The affordability crisis is hardly unique to Atlanta. The median home price in the Chicago metro area, another place with a large Black population, was $298,789 as of November, up 37% from four years earlier, according to the Federal Reserve Bank of Atlanta. And the median home price in the Washington, D.C., metro area stood at $511,484 in November, an increase from $401,025 four years prior.
The Atlanta Fed tracks housing affordability back to 2006, and the national measure is near its lowest point in the available data.
Mortgage rates have begun to decline over the last couple of months, but they remain well above early pandemic levels. The U.S. average rate for a 30-year fixed loan was 6.69% for the week of Jan. 25, according to Freddie Mac.
“The challenge for African Americans is twofold,” said Domonic Purviance, a subject matter expert at the Atlanta Fed. “It’s finding housing that is in an affordable price range, but also once you find a house, being able to qualify based on the minimum payment, because interest rates are much higher.”
House-hunting challenges
Some 32% of those who bought homes in the year ended June 2023 were first-time buyers, according to a National Association of Realtors survey. That’s up from 26% the previous year, but well below the long-term average of 38% seen since 1981 — a sign of how difficult it is to gain a foothold in the market.
Black buyers face additional hurdles, too: They are more likely to hold student-loan debt, said Lautz, the NAR economist, which can eat away at money that might otherwise have gone to a down payment.
“If you’re a first-time home buyer in the market and you don’t have a generational transfer of wealth — which we know that Black home buyers are less likely to have — you’re going to have a harder time entering into homeownership,” Lautz said.
One of the biggest challenges to Black homeownership historically has been higher denial rates for mortgage loans, and that issue persists. In 2022, the mortgage denial rate for Black applicants was 16.8%, well above the 6.7% denial rate for white, non-Hispanic applicants, according to the Consumer Financial Protection Bureau.
The Black buyers who are managing to close on a home are sometimes finding it’s not the one of their dreams.
Khalid Smith and his wife, Holy, closed on a home in October in Atlanta.
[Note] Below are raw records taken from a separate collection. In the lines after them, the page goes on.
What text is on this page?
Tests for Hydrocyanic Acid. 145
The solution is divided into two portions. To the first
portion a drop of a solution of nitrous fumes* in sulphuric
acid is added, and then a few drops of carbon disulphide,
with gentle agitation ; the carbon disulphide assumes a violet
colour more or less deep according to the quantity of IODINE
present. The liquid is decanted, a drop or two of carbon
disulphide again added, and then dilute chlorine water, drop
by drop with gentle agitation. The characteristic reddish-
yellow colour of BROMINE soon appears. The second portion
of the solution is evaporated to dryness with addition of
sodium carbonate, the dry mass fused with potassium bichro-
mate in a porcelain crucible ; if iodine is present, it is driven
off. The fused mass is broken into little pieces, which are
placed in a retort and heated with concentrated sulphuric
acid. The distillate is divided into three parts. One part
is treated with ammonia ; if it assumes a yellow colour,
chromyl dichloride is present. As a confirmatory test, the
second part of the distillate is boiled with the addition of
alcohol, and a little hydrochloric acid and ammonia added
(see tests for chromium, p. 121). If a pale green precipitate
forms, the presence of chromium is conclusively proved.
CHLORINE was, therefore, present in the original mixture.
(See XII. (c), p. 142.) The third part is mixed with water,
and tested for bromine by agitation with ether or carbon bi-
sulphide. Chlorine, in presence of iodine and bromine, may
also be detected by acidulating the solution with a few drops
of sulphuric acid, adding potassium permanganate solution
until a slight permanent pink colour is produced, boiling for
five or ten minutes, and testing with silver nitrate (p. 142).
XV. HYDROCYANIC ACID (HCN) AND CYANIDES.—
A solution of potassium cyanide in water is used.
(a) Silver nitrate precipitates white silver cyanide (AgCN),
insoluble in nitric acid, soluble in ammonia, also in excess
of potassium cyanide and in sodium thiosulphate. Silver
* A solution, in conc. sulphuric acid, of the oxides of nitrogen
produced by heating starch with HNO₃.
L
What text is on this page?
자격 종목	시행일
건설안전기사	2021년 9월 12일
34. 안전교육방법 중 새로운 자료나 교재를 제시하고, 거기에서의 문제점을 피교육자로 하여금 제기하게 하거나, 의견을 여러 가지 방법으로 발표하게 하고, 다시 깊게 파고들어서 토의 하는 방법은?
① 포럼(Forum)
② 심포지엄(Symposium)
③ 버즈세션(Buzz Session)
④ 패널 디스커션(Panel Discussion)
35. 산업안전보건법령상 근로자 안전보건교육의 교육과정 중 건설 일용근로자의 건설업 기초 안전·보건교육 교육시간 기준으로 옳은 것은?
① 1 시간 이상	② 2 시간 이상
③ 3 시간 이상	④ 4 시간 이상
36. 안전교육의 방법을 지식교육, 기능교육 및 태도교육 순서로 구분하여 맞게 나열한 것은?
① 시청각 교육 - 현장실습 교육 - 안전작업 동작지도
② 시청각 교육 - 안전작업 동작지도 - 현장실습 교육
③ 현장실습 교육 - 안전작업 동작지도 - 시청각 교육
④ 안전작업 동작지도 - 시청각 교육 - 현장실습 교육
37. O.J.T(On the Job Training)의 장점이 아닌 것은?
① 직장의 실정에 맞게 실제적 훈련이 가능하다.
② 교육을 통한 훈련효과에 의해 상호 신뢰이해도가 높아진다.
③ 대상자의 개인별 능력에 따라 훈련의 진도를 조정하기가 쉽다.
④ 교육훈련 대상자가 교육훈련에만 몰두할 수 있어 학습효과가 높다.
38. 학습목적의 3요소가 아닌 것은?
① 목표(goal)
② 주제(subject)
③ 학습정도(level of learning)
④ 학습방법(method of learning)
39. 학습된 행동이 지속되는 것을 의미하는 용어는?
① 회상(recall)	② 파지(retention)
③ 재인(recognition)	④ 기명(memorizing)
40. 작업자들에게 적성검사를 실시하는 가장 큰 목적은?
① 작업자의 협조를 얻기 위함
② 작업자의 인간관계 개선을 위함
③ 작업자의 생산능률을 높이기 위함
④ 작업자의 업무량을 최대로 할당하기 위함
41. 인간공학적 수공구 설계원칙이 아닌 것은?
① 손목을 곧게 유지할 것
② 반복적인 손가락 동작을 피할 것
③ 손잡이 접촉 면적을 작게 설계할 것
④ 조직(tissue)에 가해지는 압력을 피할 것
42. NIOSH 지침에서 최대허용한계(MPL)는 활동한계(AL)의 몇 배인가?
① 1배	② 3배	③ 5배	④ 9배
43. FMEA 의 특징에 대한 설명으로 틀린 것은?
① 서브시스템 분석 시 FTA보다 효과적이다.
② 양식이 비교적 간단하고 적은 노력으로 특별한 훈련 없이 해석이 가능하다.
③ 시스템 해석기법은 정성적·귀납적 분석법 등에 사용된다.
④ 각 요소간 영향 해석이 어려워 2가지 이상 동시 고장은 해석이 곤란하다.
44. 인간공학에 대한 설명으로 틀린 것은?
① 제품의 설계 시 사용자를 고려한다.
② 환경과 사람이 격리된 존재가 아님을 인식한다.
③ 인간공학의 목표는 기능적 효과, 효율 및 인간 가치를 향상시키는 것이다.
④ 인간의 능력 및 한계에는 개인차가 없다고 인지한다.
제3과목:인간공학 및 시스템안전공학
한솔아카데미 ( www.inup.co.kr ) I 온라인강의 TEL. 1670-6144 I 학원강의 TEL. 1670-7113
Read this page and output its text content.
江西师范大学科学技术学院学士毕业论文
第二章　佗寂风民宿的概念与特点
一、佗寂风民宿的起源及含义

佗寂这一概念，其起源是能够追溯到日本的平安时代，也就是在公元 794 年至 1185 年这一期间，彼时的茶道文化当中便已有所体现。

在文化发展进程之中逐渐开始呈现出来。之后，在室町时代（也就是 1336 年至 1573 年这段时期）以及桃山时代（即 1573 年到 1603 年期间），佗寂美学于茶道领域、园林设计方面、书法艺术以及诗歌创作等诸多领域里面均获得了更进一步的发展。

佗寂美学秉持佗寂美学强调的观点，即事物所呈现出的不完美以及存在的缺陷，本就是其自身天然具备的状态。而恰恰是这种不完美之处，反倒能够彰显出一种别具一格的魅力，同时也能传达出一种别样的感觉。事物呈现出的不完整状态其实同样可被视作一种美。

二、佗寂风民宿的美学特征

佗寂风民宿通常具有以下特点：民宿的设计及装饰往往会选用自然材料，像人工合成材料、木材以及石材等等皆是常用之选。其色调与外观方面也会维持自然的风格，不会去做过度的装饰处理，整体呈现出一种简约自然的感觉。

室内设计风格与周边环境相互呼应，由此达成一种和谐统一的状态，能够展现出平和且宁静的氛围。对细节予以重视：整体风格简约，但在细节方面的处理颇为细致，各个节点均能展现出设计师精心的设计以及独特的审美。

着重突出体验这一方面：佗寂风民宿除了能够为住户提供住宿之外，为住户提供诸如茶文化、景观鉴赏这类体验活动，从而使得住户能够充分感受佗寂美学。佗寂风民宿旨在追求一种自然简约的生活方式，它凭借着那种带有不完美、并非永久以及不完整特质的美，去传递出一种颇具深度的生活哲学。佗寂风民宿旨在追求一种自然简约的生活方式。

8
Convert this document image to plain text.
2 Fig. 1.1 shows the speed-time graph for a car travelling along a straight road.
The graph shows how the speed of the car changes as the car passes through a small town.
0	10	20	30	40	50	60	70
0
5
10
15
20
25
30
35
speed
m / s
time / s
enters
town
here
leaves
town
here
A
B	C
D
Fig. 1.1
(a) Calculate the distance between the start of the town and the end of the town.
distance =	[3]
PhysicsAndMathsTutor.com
Though the couple was pre-approved for a $325,000 mortgage, they wanted to find a home under $300,000, but had challenges finding one in that range that they liked.
The couple, also clients of Zanjanchian, put offers on multiple houses.
They ultimately closed on a $314,000 home that Smith described as “dated,” but move-in ready. He said a lending program that offers first-time homebuyers up to $12,500 for down payment and closing costs helped them to afford the purchase.
“We wouldn’t have been able to get this house without it,” Smith said.
‘Not enough supply’
Purviance of the Atlanta Fed notes that the shortage of affordable options for first-time buyers reflects more than the reticence of current homeowners to sell properties where they enjoy mortgage rates of 4% or lower.
“We’re not building enough new houses,” Purviance said. “And the new houses that we are building tend to be in the higher price points. So, it’s just not enough supply to meet the demand.”
In response to that mismatch, Karen Hatcher, chief executive officer of Sovereign Realty & Management in Atlanta, has begun working with minority builders who are willing to build starter homes at affordable prices.
Purviance said that while initiatives like Hatcher’s are helpful around the edges, they aren’t widespread enough or fast enough to meaningfully move the needle on affordability any time soon.
“The level that’s needed, it’s difficult to scale that level of affordability projects,” Purviance said. “It’s a tough issue to solve, because it really isn’t an easy answer.”